Lorsque j’écrit « assisté de Louise Michel », il faut en déduire qu’elle fut la collaboratrice de Sébastien Faure et non la co-fondatrice du journal, comme cela fut imprimé maintes et maintes fois. La manchette porte en effet le nom seul de Sébastien Faure, l’administration étant confié à Louis Matha et la rédaction en chef à Constant Martin [1].

Dès le début, la collaboration se révèle brillante. Outre Louise Michel, qui dès le premier numéro se signale par un article : « Vagabonds », il faut noter Théodore Jean qui donne trois pièces de vers ; Michel Zévaco, qui eut son heure de célébrité avec ses romans de cape et d’épée, tous imprégnés d’un esprit anticlérical de bon aloi, qui cloue au pilori Max Lebaudy, le petit sucrier, « réformé parce que millionnaire » alors que le malheureux Chédel, pauvre sans-le-sous, meurt sous la crapaudine à Biribi : André Veidaux, André Girard, Henri Dhorr talentueux et fort en vogue à l’époque. Et l’annonce déjà du Libertaire quotidien, fait qui ne devait se produire que beaucoup, beaucoup plus tard.

Au numéro 4 apparaissent les signatures de Laurent Tailhade, Adolphe Retté, Paul Paillette, alors que commencent « Épisodes de ma vie » par celle qui écrivit La Commune, un des classiques parmi les écrits sur le mouvement insurrectionnel de 1871, la bonne Louise.

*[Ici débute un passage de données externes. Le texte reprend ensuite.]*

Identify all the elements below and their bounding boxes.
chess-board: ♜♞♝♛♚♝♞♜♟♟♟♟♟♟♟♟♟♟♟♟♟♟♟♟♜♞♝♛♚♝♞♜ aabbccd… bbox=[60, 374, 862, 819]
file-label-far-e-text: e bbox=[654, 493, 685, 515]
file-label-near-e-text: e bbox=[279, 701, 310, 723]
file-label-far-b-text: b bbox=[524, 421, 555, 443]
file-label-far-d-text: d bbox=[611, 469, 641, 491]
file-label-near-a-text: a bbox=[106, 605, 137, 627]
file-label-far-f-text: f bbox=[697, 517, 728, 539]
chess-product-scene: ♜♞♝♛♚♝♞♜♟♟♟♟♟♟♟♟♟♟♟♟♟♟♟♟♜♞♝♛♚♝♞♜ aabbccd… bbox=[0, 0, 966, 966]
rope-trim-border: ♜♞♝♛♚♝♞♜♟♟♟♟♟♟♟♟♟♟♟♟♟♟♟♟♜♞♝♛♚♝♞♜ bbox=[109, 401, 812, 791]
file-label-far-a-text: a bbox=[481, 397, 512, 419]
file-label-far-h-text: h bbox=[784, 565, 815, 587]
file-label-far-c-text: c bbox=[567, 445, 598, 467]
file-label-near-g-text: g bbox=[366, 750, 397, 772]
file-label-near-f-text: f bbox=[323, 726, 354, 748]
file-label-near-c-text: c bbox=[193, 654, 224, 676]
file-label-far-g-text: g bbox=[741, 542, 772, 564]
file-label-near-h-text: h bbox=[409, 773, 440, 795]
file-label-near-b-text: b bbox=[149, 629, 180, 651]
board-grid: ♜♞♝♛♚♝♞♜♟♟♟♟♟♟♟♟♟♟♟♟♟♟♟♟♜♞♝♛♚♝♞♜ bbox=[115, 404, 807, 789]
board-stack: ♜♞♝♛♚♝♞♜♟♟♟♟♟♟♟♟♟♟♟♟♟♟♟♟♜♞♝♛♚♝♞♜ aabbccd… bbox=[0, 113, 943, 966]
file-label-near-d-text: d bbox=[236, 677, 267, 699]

Mais Le Libertaire n’avait pas été fondé pour n’être qu’un hebdomadaire sans consistance, rabâcheur de doctrines déjà connues. Il se voulait un organe de bataille, il le fut dès son cinquième numéro.

En 1882, treize années avant la parution du journal anarchiste, la région lyonnaise avait été le théâtre d’une agitation populaire intense. Le chômage, les mortes-saisons, les grèves, la sévérité des règlements d’atelier avaient engendré un violent mécontentement et la propagande anarchiste en avait été d’autant facilitée. J’ai fait allusion dans le précédent article, à la série de brûlots en proie à la répression gouvernementale. Or c’est dans le premier d’entre eux : Le Droit social, que parut le 12 mars 1882 l’article suivant, non signé, qui portait pour titre : « Un Bouge ».

« […] »

Vingt mois après, dans la nuit du 22 au 23 octobre 1883, une bombe éclatât dans la salle de « L’Assommoir ». Lancée par qui ? Visant qui ? Nul ne l’a jamais su. Mais il y eut mort d’homme, un travailleur par malchance, Louis Miodre.

La police, dont le flair se veut sans défauts, fit un rapprochement entre l’article publié auparavant et l’attentat. Sur dénonciation probable — un des accusés du procès de Lyon fut soupçonné — elle identifia un jeune homme, orateur et propagandiste libertaire, Anne-Marie Cyvoct, comme l’auteur de l’article incriminé. Réfugié en Belgique, il fut extradé, passa aux assises, et fut condamné à la peine capitale pour « complicité morale », les débats ayant démontré qu’il n’était pas l’auteur réel de l’acte terroriste.

Amorcée par Sébastien Faure, la campagne du Libertaire allait apporter des précisions décisives sur l’affaire Cyvoct, par la plume de Bordat, animateur du Droit social au moment où paraissait l’article : « Un Bouge », qui allait révéler le nom du véritable auteur du papier tout en restant évasif sur celui de l’homme à la bombe.

Ce point d’histoire, enfin élucidé, fera l’objet de ma prochaine étude.

(À suivre)

Louis Louvet


[1[i.e. 5] Militant anarchiste de valeur. Avait joué un rôle effacé, mais utile, durant la Commune.